Ah, le travail! C’est la santé, disent les uns. C’est un mal nécessaire pour mettre du beurre sur les épinards, diront les autres. Dans Bienvenue à l’usine, sorte de mise en abîme sur le capitalisme et le travail répétitif et déshumanisant, le dessinateur Bertine propose un portrait en demi-teinte de ces créatures de l’ère industrielle.

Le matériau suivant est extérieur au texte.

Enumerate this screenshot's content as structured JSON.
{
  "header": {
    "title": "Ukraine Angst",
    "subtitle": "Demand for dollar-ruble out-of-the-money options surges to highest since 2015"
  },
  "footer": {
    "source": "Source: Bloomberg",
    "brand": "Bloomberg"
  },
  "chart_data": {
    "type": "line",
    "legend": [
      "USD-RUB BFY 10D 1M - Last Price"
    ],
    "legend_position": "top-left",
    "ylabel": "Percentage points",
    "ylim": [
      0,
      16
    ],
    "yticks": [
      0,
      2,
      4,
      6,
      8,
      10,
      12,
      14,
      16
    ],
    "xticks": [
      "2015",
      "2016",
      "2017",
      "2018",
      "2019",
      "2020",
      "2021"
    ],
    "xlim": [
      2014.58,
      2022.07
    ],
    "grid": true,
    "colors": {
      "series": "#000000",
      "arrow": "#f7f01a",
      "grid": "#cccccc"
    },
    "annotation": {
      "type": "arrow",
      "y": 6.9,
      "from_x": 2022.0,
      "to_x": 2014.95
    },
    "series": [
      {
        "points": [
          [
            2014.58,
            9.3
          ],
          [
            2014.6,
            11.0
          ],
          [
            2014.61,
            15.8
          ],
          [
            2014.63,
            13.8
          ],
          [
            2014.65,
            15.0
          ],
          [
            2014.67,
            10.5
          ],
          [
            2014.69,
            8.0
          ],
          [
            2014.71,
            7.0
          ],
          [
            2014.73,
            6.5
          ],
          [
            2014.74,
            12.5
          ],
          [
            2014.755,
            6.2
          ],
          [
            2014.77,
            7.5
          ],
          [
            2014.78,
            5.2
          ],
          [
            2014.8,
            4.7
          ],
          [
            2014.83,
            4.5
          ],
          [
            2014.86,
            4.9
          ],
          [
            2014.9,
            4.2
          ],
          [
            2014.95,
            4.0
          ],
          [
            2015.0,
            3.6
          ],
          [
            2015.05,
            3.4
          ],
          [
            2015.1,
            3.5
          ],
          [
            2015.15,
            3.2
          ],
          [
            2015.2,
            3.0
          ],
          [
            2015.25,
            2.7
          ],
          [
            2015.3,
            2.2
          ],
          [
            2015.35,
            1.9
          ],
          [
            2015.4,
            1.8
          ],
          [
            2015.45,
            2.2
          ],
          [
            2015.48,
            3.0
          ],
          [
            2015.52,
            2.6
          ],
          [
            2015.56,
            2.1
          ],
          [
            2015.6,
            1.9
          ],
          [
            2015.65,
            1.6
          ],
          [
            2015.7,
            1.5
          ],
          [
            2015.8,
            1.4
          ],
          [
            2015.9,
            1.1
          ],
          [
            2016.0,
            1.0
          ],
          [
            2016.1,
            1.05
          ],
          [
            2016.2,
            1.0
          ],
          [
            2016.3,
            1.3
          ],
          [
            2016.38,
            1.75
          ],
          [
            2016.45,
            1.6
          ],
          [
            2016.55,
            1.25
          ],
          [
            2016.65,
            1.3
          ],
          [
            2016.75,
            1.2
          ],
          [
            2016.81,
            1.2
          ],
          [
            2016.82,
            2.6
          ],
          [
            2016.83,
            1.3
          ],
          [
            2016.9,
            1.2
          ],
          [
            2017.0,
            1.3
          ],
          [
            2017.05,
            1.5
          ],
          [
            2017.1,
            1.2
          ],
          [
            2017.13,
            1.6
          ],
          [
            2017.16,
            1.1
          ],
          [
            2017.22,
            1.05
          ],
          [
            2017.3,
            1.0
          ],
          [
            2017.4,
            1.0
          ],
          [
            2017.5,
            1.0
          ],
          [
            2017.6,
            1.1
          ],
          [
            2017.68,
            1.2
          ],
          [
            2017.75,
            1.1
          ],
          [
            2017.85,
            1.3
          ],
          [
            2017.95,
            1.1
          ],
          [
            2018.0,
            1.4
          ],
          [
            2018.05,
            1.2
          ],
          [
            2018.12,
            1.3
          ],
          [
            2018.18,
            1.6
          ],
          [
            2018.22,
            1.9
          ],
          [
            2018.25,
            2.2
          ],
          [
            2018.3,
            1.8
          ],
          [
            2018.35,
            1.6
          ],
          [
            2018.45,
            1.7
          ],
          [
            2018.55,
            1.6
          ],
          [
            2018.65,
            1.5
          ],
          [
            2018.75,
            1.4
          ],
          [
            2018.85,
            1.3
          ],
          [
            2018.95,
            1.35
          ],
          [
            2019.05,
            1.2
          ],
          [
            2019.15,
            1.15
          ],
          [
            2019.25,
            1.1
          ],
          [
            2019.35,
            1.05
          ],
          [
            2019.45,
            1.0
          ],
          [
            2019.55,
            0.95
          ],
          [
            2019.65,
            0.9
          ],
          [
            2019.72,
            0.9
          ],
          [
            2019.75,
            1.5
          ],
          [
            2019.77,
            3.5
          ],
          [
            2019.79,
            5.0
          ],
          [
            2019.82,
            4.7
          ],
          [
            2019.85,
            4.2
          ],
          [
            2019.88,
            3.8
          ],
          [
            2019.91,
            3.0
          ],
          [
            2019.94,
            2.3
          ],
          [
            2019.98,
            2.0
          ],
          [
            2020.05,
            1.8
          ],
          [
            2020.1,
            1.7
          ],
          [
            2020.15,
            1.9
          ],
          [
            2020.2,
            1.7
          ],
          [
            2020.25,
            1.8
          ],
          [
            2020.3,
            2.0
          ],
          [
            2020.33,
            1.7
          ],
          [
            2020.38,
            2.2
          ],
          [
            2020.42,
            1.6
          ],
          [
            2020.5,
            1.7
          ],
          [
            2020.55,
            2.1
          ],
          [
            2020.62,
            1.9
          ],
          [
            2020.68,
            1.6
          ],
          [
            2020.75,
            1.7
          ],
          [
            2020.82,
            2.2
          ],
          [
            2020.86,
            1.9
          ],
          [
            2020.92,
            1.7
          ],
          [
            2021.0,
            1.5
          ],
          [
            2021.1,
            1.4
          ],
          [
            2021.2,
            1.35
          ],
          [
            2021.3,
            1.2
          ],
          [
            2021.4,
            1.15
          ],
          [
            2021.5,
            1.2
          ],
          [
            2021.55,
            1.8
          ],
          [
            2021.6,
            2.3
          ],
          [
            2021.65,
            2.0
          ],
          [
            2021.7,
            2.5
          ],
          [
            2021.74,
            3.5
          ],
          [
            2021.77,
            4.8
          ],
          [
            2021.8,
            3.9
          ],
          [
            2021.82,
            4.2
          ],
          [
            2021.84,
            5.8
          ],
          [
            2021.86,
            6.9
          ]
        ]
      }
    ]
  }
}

Invité à travailler dans une importante usine métallurgique pendant 15 jours, histoire d’en tirer une exposition formée de divers portraits et croquis, le personnage principale, qui est sans doute Bertine, Bastien de son prénom, rencontrera quantité de travailleurs, tous avec leurs tics, leurs raisons d’avoir accepté des tâches parfois éreintantes et ingrates, leurs motivations, leurs rêves – ou l’absence de ces derniers.
En ce sens, l’usine représente à la fois l’aboutissement et l’échec du concept de « travail ». Il s’agit habituellement de tâches physiques ou nécessitant une grande précision, ce qui glorifie le côté technique de la civilisation humaine, le tout dans un environnement mécanisé, aseptisé, dépourvu de toute verdure ou d’animaux. L’homme y exploite la nature, mais il s’agit des ressources brutes, souvent arrachées du sol, plutôt que recueillies délicatement, par exemple. L’endroit pourrait se situer sur la Lune ou dans une autre galaxie, et il n’y aurait probablement pas de changement. Autant pour la fameuse « charte environnementale » que vante la femme qui accueille notre dessinateur, à son arrivée sur les lieux.

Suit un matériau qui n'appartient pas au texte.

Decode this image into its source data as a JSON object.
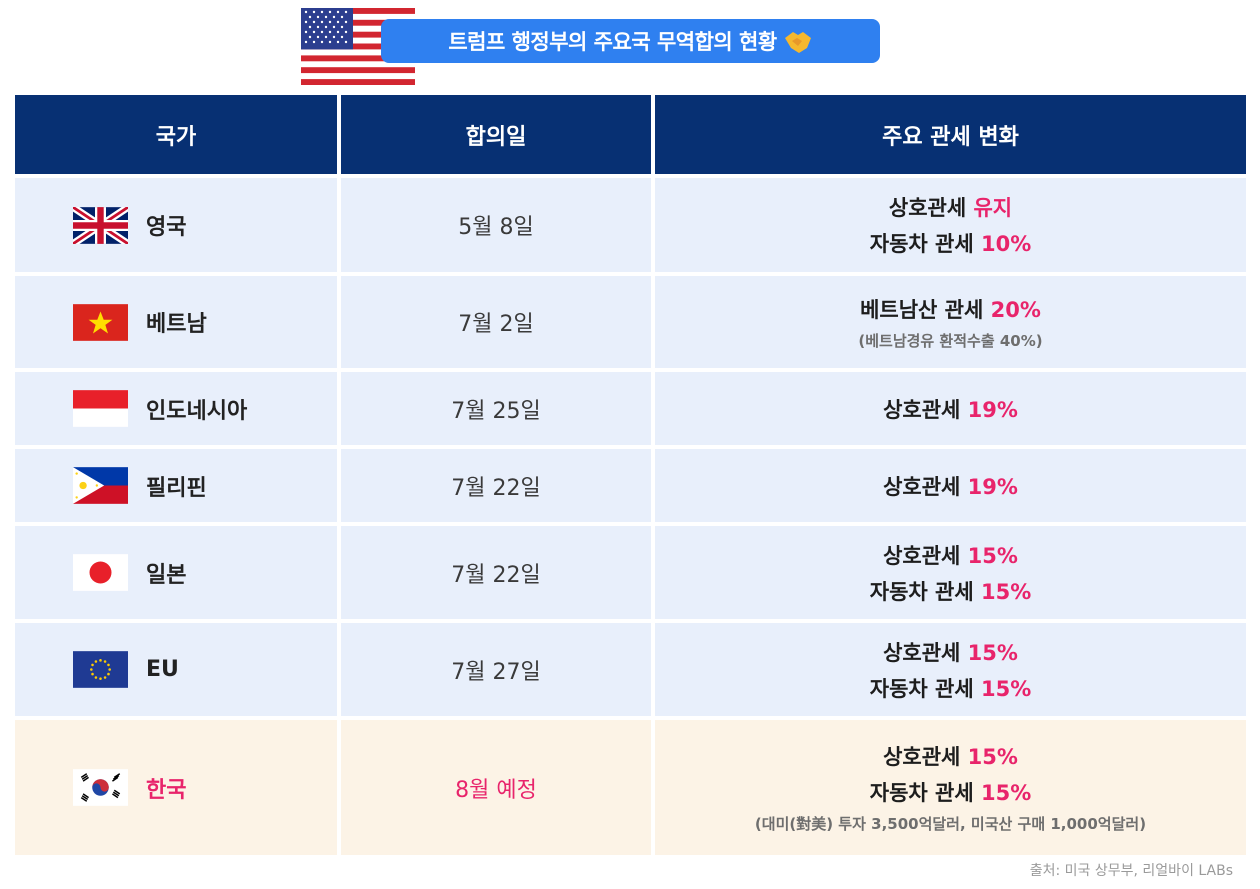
{
  "title": "트럼프 행정부의 주요국 무역합의 현황",
  "header": {
    "col_country": "국가",
    "col_date": "합의일",
    "col_change": "주요 관세 변화"
  },
  "rows": [
    {
      "flag": "uk-flag-icon",
      "country": "영국",
      "date": "5월 8일",
      "l1_label": "상호관세",
      "l1_value": "유지",
      "l2_label": "자동차 관세",
      "l2_value": "10%"
    },
    {
      "flag": "vietnam-flag-icon",
      "country": "베트남",
      "date": "7월 2일",
      "l1_label": "베트남산 관세",
      "l1_value": "20%",
      "note": "(베트남경유 환적수출 40%)"
    },
    {
      "flag": "indonesia-flag-icon",
      "country": "인도네시아",
      "date": "7월 25일",
      "l1_label": "상호관세",
      "l1_value": "19%"
    },
    {
      "flag": "philippines-flag-icon",
      "country": "필리핀",
      "date": "7월 22일",
      "l1_label": "상호관세",
      "l1_value": "19%"
    },
    {
      "flag": "japan-flag-icon",
      "country": "일본",
      "date": "7월 22일",
      "l1_label": "상호관세",
      "l1_value": "15%",
      "l2_label": "자동차 관세",
      "l2_value": "15%"
    },
    {
      "flag": "eu-flag-icon",
      "country": "EU",
      "date": "7월 27일",
      "l1_label": "상호관세",
      "l1_value": "15%",
      "l2_label": "자동차 관세",
      "l2_value": "15%"
    },
    {
      "flag": "korea-flag-icon",
      "country": "한국",
      "date": "8월 예정",
      "l1_label": "상호관세",
      "l1_value": "15%",
      "l2_label": "자동차 관세",
      "l2_value": "15%",
      "note": "(대미(對美) 투자 3,500억달러, 미국산 구매 1,000억달러)"
    }
  ],
  "source": "출처: 미국 상무부, 리얼바이 LABs",
  "colors": {
    "header_bg": "#073073",
    "row_bg": "#e8effb",
    "korea_bg": "#fcf3e6",
    "accent": "#e8246b",
    "title_bg": "#2f80f0"
  }
}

Dans cette aventure relativement courte, le dessinateur utilise de façon magistrale les couleurs, les ombres, les contrastes pour créer une atmosphère parfois légère, parfois particulièrement oppressante, comme dans la salle de fonderie, où tout est soit teinté de la vive lueur du métal en fusion, soit plongé dans un noir sinistre qui semble gangrener les combinaisons de protection et les visages des travailleurs.

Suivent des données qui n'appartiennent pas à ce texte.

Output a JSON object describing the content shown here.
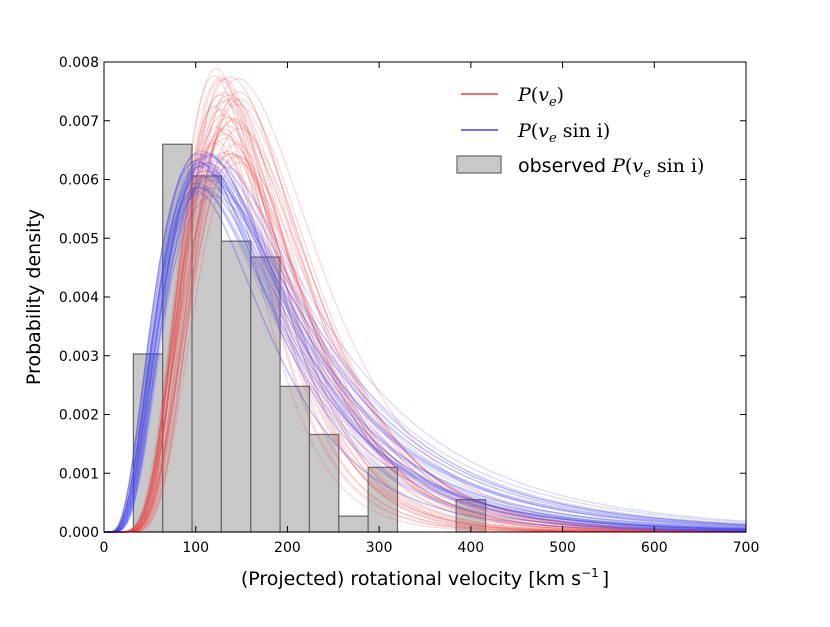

De fait, ce sont véritablement ces maelstroms de couleurs qui font le succès de Bienvenue à l’usine. Les dialogues sont en nombre relativement petit, et comme l’artiste ne semble effectivement avoir passé que 15 jours à travailler dans l’usine en question, on ne peut pas nécessairement s’attendre à de grands échanges ou la création de liens d’amitié inébranlables. Qu’à cela ne tienne, l’oeuvre est justement poignante de par sa capacité à dire beaucoup de choses sans noyer les cases de phylactères.
Bienvenue à l’usine, de Bertine. Paru aux éditions du Vide Cocagne, 114 pages.